It has been a little over a year since the murder of Michael Brown and one year exactly of the death of Darrien Hunt at the hands of Utah Police and we have seen the #BlackLivesMatter movement rise from the ashes of the gun smoke. I am ready to never see a hashtag followed by a name–a black person’s name at that. And as my contribution, I want to dissect the latest piece of violence towards black bodies to hit Deseret News in the form of one incredibly misguided article, “My view: Use of force debate should recognize the trauma officers face daily,” published on July 26th, 2015.
First, a disclaimer: I am a light skinned, woman of color. I know that police will react differently with me than they would with my brother, who is darker skinned. I also have other attributes that society rewards with the “normal” label: I am able bodied, I am heterosexual, I speak English, and have a computer.
I strive to be an intersectional feminist; and it is with that intersectionality in mind that I read an article by a white, feminist lawyer, explaining away police brutality towards black bodies as something that should be looked at from the angle of Police trauma.
The article states that police suffer from occupational damage inflicted on them “almost daily.” According to the U.S. Department of Labor, being a police officer doesn’t even crack the top 10 in the list of most dangerous jobs–it comes in at number 14, behind taxi drivers, fishers, and garbage collectors. So, why is there only a police epidemic? If police trauma is the reason for the increased number of murders of black bodies, how come there isn’t an epidemic of fisher shoot outs? Or of roofer gun incidents? There are so many jobs where people suffer trauma that they are not specifically trained to handle (unlike cops) where they manage to not kill people every day.

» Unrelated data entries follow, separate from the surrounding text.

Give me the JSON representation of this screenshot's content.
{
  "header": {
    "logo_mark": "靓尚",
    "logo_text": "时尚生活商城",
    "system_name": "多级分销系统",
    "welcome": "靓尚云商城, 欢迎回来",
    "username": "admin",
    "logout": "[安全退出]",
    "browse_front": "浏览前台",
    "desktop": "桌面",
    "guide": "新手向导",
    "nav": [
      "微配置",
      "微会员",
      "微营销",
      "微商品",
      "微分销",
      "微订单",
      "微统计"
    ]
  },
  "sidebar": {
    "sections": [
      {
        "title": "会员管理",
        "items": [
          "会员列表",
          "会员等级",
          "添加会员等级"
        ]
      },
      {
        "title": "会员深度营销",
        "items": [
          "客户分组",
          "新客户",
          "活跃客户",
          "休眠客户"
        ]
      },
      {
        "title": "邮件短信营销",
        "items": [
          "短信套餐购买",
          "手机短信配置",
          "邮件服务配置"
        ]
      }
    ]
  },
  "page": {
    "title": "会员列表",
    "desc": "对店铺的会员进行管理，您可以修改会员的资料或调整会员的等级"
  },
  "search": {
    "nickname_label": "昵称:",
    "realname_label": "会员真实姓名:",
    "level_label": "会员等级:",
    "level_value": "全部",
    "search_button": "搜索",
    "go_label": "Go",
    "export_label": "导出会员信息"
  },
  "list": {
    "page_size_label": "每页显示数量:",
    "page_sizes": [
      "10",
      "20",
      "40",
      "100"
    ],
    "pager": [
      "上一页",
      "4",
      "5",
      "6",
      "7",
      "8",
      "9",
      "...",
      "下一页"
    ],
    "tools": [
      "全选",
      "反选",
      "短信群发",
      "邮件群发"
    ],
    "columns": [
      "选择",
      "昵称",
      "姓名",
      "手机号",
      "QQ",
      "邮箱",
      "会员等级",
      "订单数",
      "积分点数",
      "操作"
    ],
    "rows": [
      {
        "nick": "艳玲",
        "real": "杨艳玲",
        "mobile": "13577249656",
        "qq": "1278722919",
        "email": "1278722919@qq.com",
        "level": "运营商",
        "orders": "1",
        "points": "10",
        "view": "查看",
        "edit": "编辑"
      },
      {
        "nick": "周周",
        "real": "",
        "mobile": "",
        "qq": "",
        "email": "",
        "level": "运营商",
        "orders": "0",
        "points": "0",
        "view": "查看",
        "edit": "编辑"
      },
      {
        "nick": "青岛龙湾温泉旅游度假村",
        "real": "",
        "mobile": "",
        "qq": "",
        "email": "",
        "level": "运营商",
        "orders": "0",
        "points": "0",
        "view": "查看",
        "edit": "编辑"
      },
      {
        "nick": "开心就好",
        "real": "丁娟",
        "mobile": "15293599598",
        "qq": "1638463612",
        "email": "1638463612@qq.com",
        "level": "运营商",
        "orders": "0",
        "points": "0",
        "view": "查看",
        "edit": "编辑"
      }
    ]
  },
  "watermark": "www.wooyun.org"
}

The culprit is not police trauma–it is the overt racism that causes people to be killed over broken tail lights, shopping at Wal-Mart, having baggy pants, cosplaying, selling cigarettes, missing a front license plate–we could be here forever. As of this article, the death toll caused by police officers in 2015 was at 740, most of them black. In 2014, that number was 1106, again, mostly black.
The thing is, we can do so much better. We can expect more of ourselves. We can do better, by not saying that there “are no winners” in police shootings. Coming out alive, and having paid leave sounds like a winning situation.
We can be better by demanding that police offers who have killed another human being be fired. People can choose to work as a police officer–black and brown people have no choice over the color of their skin.
We can do better by focusing our energies and resources on the trauma experienced by black and brown families at the loss of a family member. With the increasing number of videos proving the innocence of the murdered, we can do better by protecting those who are being persecuted.
We can do better by allowing the voices of those who suffer to have a space where they can express their lived experiences–not by minimizing their experiences as a “distorted Hollywood version of events.”
We can do better by asking ourselves from where we stand–do the hurt feelings of those behind the trigger need to be the focus of our attention? If those in power are more concerned with the feelings of those who kill, in spite of training and swearing to protect them, then who can we expect to hold them accountable?
At the end of the day, we have to expect more from ourselves. We have to expect more from the cream of the Mormon progressive crop. A Juris Doctor or a PhD does no good if we continue to use our voices to oppress and refuse to acknowledge the correction from those who are suffering.
We could do better- we simply choose not to.